St. Fillans
Sep. 3rd, 2013 02:06 pm![[personal profile]](https://www.dreamwidth.org/img/silk/identity/user.png)
I have known for a while that my great-great grandfather Peter Anderson came from the village of St. Fillans in Perthshire, Scotland and emigrated to Canada in 1852, settling in the area of Renfrew which had been settled by the McNab setttlement ("chain migration": both he and his brother came over at different times and presumably knew settlers from Perthshire who were already in Canada: Note that the "Laird" Archibald McNab who started the Ottawa Valley settlement was connected tightly to the Trossachs area at Callendar, where his predecessor had resided and where the local hotel sitll memorializes connections with the old rogue, and before that to the Abbey associated with St. Fillan.)
I also knew that Peter's father's grave was at St.Fillans, and actually had some photographs from the 1950's and 1970's (taken, respectively, by a first cousin twice removed and by my grandmother) of the gravestones, but with no context.
So when my family went over to celebrate my brother's fiftieth birthday in the Trossachs this summer, some of us decided to go on a visit to St. Fillans.
It was interesting because it pointed to a set of information which had been, as it were, in front of the people who had previously visited St. Fillans, but were far more interesting that just "here is the grave site", but had not ben passed on.

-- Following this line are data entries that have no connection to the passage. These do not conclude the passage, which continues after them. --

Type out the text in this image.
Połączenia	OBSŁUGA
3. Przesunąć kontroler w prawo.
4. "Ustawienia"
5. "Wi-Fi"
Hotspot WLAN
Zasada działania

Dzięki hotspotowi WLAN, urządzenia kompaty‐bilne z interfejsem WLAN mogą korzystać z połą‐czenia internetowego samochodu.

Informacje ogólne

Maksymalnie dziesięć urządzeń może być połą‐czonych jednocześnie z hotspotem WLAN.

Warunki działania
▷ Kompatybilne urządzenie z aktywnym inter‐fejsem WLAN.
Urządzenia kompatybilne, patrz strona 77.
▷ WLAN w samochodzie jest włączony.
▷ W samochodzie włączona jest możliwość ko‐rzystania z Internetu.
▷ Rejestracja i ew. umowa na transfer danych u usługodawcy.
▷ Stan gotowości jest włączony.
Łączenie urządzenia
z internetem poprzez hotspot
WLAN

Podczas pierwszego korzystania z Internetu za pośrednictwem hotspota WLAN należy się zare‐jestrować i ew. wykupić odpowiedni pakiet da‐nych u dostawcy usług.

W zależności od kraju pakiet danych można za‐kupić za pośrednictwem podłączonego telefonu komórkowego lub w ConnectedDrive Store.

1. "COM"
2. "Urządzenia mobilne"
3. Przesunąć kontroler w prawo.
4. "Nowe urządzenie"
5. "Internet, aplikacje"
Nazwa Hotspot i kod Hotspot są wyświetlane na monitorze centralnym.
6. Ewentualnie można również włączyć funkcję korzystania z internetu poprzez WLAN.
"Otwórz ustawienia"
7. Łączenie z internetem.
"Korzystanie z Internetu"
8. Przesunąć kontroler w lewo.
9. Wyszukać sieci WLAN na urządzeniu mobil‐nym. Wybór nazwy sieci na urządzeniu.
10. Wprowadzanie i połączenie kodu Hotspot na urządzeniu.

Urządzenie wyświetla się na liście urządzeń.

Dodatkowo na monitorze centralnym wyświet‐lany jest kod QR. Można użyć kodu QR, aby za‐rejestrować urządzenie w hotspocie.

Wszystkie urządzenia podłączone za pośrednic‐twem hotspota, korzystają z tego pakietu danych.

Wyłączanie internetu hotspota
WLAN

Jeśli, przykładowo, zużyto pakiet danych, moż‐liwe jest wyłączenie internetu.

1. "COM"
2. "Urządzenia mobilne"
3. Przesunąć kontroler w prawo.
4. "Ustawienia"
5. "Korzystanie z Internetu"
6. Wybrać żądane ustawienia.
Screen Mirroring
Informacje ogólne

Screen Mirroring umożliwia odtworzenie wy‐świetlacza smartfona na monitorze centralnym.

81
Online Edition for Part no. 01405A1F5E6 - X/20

First. St. Fillans is a relatively new town founded at/near the Port of Lochearn around 1800. The people who lived there had mainly come from the clachan of Morell as part of the Highland Clearances.
Secondly, the gravestones are in a (now ruinous: photos show it having been much better kept up in the mid-50s) churchyard for the old church associated with St. Fillan himself, which stands a little ways to the south of the town (now across the local golf course and in the middle of a meadow, fenced off from the cattle). This chapel saw active burials into the 20th century, but had been replaced for "normal" use by a church in the village itself sometime during the Victorian period. It itself dates back to the late mediaeval period, and could go back (at least as a site with a chapel and possibly, in the pre-Reformation period, with local pilgrimages) to the sixth century.

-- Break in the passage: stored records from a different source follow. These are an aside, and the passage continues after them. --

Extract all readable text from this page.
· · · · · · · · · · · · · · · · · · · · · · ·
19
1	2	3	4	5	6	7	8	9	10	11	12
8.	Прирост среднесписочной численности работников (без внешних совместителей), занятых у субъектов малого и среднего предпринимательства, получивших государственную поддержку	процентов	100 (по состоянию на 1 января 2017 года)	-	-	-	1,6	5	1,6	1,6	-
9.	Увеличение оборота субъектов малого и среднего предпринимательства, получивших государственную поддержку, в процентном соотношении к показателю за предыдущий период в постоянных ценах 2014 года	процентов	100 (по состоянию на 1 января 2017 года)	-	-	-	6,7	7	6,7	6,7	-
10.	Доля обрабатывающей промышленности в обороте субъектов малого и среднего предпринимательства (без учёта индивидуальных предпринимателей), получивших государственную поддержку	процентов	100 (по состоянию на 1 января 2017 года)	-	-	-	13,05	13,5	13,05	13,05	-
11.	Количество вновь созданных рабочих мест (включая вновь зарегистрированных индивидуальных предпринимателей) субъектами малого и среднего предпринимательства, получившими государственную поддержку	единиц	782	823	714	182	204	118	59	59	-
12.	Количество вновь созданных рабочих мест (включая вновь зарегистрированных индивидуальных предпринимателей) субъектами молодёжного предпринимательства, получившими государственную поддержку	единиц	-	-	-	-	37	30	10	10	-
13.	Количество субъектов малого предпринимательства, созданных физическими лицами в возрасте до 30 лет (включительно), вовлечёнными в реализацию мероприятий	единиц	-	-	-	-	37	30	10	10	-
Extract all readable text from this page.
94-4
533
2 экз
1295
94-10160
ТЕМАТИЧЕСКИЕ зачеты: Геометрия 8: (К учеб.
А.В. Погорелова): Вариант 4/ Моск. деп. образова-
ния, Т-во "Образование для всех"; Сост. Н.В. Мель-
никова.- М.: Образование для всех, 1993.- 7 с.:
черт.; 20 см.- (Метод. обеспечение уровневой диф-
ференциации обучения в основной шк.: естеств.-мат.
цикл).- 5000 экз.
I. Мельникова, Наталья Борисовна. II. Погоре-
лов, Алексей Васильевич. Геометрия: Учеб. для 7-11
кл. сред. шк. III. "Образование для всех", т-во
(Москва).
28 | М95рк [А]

("[St. Fillan] is said to have sat in a rocky seat on the top of Dunfillan, near Comrie. [The hill is close by the chapel in question, and is the site of an iron age fort]. The stone received the name of St Fillan's Chair, and till the end of last century [i.e. the 18th century] was associated with a superstitious remedy for rheumatism in the back. The person to be cured sat in the chair, and was then dragged down the hill by the legs, the saint's influence guaranteeing recovery.": from "Traces of the Cultus of St Fillan at Killallan, Renfrewshire", by J. M. MacKinlay, Proceedings of the Archaeological Society, April 8, 1895)
Together, these items have a number of implications:
1) It would be incorrect to view St. Fillan's as any sort of "ancestral home": it housed about two (partial, in both cases) generations for a bit (my g-g-g-grandfather after he resettled in the valley, and my g-g-grandfather until he left Scotland period).
2) Any previous background on the family would be at best by luck. Because John Anderson married a Drummond, and because she was descended from some documented Carmichaels who go back a little further, there is some older information on part of the family in the Glentarkan area, but the trail of the Andersons (who would seem to have originally been crofters) peters out amid the ruins of Morell.
3) We (or at least, my recent relatives) tended to see the settlement patterns through the wrong end of the telescope. From my ancestors' perspective, moving out to the colonies was probably not the major break with the past: that break would have been the disruption of the way of life which accompanied the clearances, and the moving out to Canada -- where there was more farmland, no worse than what was available in Scotland -- would have been more of a sequel than the major shift itself.
I did not visit Morell, but there are some notes with pictures on the web: all that is left of Morell is some low ruins of old walls.
I have other Scots ancestors who were also from Perthshire via the Ottawa Valley, but they seem to have come from other areas than that near St. Fillans.